La réponse était évidente. J'ai accepté le poste offert par l'association à but non lucratif et j'ai prié à chaque pas en entrant dans ce territoire inconnu. Armé de la ferme conviction que Dieu me dirigeait et me protégeait constamment, j'ai vu des portes s'ouvrir, des besoins et leurs solutions se révéler, et des gens nécessaires à l'exécution de missions diverses se présenter presque comme à mon signal.
J'ai eu la possibilité de participer à des activités nouvelles et passionnantes auxquelles mon expérience passée ne m'avait pas préparé, et qui ont élargi ma façon de penser. Il est vrai que je ne me sentais guère prêt à affronter les difficultés de mon nouvel emploi. Pourtant, à la fin de chaque projet, j'ai constaté combien Dieu m'avait surpris en apportant à mes prières de merveilleuses réponses, et en me guidant infailliblement vers la direction à suivre. Et à l'instar du bouchon de liège qui flotte sur l'eau, en raison de ses caractéristiques naturelles, j'ai compris que j'avais des qualités données par Dieu qui me maintiendraient la tête hors de l'eau, où que je sois et quoi que je fasse.
Mon existence s'est même améliorée au cours des années qui ont suivi, et je suis à présent reconnaissant pour l'époque passionnante dans laquelle nous vivons aujourd'hui, notamment pour l'expansion et l'accessibilité dynamiques de l'information dans le monde entier. Le futurologue Juan Enriquez pense que nous sommes « aux premières loges d'un mouvement de renaissance ». Voici ce qu'il écrit: « Au cours des cinq prochaines années, nous allons doubler le volume des données jamais générées par les hommes au cours de l'histoire. » (Worth magazine, octobre 2005) Chaque jour, de plus en plus, je prends pleinement conscience du fait que nous vivons dans un monde d'idées, dont un grand nombre peut inspirer, aider et guérir le genre humain. Je comprends combien il est important d'être vigilant et spirituellement actif. Et je suis plus convaincu que jamais qu'il est impératif de faire de la place aux nouvelles idées en se débarrassant de celles qui sont obsolètes et qui nous empêchent de progresser spirituellement.

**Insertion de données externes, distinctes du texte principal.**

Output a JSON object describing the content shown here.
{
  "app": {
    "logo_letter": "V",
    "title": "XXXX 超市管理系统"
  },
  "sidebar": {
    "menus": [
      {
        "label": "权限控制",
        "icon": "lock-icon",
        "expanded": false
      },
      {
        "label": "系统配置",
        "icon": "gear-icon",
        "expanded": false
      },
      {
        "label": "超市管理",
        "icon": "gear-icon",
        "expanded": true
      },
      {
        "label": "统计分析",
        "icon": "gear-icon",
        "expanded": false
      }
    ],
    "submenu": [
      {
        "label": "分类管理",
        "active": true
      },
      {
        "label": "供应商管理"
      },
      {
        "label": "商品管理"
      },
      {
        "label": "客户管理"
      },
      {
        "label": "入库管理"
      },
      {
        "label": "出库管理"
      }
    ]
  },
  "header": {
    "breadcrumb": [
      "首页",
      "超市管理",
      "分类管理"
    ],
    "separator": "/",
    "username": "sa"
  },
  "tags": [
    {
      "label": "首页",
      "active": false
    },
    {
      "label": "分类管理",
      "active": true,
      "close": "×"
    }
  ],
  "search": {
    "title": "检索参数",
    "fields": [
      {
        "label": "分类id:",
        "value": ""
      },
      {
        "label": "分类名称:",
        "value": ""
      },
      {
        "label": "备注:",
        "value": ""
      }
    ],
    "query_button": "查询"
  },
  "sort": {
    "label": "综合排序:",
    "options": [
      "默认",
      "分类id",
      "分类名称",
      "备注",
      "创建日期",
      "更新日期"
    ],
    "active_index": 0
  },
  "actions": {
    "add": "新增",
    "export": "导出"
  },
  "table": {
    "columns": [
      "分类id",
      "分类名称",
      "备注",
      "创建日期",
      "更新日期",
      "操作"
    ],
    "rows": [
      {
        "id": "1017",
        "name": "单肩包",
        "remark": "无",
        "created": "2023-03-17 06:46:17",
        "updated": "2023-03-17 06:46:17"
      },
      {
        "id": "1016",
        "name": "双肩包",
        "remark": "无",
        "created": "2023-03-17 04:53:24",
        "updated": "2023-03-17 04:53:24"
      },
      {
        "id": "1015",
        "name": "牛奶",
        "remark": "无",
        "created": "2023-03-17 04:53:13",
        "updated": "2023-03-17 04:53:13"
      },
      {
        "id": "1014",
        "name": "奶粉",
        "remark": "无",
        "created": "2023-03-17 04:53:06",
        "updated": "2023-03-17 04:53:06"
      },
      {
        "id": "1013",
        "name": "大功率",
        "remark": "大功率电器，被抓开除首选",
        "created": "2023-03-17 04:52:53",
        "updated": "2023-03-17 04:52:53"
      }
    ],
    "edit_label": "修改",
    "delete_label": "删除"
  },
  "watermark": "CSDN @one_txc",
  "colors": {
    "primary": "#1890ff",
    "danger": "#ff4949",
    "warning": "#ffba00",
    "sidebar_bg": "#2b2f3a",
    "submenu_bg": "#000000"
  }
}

À un moment donné, j'habitais dans une région rurale, dans une vallée avec beaucoup de vignes. Chaque automne, les vignes étaient taillées. Chaque printemps, de nouveaux sarments poussaient, et c'est seulement sur ceux-là que les fruits apparaissaient. De la même manière, comme les grappes de raisin sur les nouveaux sarments, l'inspiration que nous apportent la prière et l'étude entraîne avec elle une croissance nouvelle, un changement essentiel et une vision qui guérit, cette année comme toutes les années.